First, the Notice denies respondents’ motion to modify the administrative protective order to allow “circumscribed usage of information in certain specified European patent proceedings.”  According to the Commission, “[t]o modify the APO in this manner would require the Commission to police the use of information outside the scope of Commission proceedings, which would be unduly burdensome for the Commission and unfair to other tribunals whose proceedings may be governed by different laws and rules.”  Although seemingly strict, the ruling emphasizes how the ITC zealously guards the sanctity of its protective orders.

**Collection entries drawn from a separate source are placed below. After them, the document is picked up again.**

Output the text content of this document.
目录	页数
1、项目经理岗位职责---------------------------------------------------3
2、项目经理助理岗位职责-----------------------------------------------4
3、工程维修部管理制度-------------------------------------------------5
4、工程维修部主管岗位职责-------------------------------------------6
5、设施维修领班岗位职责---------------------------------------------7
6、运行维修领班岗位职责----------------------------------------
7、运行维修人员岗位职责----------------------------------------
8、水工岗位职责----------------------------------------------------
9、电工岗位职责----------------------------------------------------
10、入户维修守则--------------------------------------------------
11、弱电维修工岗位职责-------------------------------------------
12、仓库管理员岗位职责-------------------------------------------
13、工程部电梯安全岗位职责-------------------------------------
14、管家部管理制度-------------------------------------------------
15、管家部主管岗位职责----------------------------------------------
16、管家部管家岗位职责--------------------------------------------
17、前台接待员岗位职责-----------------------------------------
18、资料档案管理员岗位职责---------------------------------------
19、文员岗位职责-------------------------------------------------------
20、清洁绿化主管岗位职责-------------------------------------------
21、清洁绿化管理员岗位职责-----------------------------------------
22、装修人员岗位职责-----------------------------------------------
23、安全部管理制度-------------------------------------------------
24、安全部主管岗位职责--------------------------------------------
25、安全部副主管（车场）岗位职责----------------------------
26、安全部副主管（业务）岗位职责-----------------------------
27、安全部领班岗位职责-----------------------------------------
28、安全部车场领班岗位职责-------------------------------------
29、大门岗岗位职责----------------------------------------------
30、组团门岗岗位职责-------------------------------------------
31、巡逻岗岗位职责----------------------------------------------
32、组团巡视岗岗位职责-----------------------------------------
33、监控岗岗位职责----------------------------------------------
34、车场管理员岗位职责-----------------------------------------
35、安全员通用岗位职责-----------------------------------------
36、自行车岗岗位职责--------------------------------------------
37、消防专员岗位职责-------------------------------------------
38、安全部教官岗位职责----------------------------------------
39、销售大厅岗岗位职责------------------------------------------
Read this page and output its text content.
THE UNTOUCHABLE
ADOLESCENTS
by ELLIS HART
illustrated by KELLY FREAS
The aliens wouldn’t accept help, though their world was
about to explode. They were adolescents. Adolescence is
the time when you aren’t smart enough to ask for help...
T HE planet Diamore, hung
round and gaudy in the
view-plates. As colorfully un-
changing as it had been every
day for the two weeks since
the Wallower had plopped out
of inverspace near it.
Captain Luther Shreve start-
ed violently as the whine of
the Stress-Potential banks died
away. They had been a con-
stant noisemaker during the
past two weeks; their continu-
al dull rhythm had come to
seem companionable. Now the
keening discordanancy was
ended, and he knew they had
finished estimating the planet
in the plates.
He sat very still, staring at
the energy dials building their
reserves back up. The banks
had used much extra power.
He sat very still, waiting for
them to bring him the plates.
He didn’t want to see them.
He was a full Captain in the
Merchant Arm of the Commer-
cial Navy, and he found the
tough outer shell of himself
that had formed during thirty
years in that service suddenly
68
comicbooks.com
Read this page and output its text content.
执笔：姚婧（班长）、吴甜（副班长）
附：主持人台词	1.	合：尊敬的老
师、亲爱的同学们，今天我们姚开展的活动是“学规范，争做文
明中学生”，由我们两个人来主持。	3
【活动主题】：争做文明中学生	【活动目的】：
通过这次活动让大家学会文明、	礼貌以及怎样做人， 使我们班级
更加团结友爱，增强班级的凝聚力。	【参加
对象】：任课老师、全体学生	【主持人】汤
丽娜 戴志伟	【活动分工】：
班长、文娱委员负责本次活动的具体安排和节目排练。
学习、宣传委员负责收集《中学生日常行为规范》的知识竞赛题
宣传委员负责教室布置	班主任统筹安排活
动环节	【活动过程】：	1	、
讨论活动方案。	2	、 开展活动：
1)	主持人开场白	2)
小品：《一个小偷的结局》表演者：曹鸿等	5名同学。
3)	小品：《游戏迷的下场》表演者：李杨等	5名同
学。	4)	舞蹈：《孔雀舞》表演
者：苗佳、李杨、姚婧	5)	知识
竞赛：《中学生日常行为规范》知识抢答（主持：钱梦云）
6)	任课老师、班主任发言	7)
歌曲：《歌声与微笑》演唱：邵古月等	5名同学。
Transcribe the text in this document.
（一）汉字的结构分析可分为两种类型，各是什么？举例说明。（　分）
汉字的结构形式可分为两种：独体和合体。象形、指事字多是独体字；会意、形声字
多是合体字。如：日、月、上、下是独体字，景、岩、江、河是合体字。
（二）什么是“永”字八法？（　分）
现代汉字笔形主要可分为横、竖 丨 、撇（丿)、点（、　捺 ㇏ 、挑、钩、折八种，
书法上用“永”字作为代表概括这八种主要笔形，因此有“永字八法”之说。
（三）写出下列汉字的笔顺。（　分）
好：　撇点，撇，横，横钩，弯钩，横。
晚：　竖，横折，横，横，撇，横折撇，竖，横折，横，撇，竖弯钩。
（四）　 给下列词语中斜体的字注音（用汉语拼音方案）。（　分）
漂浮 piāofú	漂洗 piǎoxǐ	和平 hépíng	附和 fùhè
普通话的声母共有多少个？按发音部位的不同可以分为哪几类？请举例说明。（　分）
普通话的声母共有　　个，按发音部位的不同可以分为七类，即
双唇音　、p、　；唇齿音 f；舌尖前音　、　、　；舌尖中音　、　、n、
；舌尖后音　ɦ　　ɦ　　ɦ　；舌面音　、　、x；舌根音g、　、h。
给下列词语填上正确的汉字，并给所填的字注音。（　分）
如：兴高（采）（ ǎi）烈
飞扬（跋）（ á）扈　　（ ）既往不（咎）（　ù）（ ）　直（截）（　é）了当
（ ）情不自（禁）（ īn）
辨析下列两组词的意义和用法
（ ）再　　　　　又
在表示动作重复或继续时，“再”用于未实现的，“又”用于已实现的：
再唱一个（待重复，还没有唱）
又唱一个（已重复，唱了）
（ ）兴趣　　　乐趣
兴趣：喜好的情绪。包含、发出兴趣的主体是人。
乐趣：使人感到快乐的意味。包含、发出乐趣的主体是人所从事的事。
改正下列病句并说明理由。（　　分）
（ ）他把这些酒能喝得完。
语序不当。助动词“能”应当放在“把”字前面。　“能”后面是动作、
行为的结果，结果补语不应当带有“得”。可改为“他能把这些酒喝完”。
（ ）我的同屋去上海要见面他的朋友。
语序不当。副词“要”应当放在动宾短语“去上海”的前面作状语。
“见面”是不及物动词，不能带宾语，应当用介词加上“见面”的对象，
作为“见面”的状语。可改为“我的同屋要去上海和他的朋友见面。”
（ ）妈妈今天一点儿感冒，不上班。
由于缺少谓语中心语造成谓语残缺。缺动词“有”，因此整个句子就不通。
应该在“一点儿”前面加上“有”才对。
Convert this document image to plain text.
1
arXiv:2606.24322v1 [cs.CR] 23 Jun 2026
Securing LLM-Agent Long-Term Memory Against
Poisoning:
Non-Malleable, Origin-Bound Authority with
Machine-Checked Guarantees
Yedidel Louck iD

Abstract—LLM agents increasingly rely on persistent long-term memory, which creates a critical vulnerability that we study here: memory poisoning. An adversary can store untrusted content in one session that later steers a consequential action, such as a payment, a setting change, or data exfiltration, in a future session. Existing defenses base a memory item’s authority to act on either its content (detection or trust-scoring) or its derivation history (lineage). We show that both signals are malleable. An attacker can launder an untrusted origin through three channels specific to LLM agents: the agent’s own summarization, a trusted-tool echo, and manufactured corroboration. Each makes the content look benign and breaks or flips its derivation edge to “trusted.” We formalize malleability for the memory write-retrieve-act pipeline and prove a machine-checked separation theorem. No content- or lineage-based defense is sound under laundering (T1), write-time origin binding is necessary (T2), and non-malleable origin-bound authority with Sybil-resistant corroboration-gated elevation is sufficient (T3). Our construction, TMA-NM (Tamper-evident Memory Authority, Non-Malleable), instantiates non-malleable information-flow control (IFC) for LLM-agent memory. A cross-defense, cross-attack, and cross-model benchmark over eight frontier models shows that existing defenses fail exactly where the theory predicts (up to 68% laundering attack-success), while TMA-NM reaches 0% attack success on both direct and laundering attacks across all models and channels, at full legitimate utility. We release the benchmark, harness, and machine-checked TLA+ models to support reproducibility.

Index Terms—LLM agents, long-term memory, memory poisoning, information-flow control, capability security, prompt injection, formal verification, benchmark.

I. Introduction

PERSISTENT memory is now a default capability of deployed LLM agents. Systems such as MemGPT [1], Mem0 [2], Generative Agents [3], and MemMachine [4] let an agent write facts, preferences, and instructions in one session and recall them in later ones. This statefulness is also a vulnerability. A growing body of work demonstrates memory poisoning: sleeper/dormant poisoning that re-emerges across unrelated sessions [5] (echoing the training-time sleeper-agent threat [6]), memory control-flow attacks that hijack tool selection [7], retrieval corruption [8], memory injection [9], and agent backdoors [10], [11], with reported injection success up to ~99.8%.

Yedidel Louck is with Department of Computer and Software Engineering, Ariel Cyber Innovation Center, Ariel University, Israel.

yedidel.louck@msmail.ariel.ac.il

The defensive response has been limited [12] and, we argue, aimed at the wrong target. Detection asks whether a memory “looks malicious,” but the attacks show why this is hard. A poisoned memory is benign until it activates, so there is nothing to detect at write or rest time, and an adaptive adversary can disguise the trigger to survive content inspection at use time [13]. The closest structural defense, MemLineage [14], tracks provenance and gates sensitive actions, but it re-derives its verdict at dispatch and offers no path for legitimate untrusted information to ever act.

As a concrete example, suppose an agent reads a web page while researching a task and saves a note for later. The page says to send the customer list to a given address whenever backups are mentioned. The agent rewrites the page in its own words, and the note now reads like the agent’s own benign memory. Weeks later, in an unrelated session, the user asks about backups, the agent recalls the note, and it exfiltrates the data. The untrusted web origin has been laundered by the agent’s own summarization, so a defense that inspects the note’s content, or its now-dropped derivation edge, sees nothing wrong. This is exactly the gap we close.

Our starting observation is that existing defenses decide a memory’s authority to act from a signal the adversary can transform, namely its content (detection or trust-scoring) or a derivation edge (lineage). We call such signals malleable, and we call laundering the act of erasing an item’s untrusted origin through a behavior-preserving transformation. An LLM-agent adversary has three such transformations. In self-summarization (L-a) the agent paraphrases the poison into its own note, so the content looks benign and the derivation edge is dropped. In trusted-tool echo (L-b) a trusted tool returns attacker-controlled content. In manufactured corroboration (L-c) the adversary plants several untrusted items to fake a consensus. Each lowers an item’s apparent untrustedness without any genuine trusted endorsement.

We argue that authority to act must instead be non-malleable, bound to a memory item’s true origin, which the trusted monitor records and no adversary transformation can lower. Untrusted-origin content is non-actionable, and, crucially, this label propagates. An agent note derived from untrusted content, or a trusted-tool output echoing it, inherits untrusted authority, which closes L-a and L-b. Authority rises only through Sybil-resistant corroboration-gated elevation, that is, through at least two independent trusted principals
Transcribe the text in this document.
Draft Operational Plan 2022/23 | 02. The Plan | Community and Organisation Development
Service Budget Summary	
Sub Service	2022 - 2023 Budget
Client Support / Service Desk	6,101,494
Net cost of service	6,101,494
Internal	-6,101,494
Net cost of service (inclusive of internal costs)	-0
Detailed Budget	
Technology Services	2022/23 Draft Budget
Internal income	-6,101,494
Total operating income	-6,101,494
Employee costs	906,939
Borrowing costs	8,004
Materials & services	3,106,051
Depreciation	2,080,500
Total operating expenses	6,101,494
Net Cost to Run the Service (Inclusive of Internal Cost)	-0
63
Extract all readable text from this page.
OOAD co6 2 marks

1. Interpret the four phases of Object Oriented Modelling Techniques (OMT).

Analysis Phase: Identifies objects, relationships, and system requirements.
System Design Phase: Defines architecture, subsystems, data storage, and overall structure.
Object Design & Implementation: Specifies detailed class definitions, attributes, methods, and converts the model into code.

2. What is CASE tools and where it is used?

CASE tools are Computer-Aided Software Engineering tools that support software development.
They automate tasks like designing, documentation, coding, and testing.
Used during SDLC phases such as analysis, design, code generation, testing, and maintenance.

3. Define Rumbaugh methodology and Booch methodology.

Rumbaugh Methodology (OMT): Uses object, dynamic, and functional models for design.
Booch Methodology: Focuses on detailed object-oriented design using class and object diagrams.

Second, although the Notice identifies scores of submissions that the Commission has already received on the potential public interest ramifications of the ALJ’s decision, the Notice pinpoints some very specific areas on which the Commission would like further briefing.  These include: which of respondents’ 2800 accused products “most directly implicate the Commission’s public interest factors”; how those factors are “implicated on a patent-claim-by-patent-claim basis”; and whether public interest concerns can “be accommodated by the tailoring of any remedial orders” or “delaying the implementation” of such orders.  The Notice perhaps signals a novel, more granular approach to this increasingly important issue.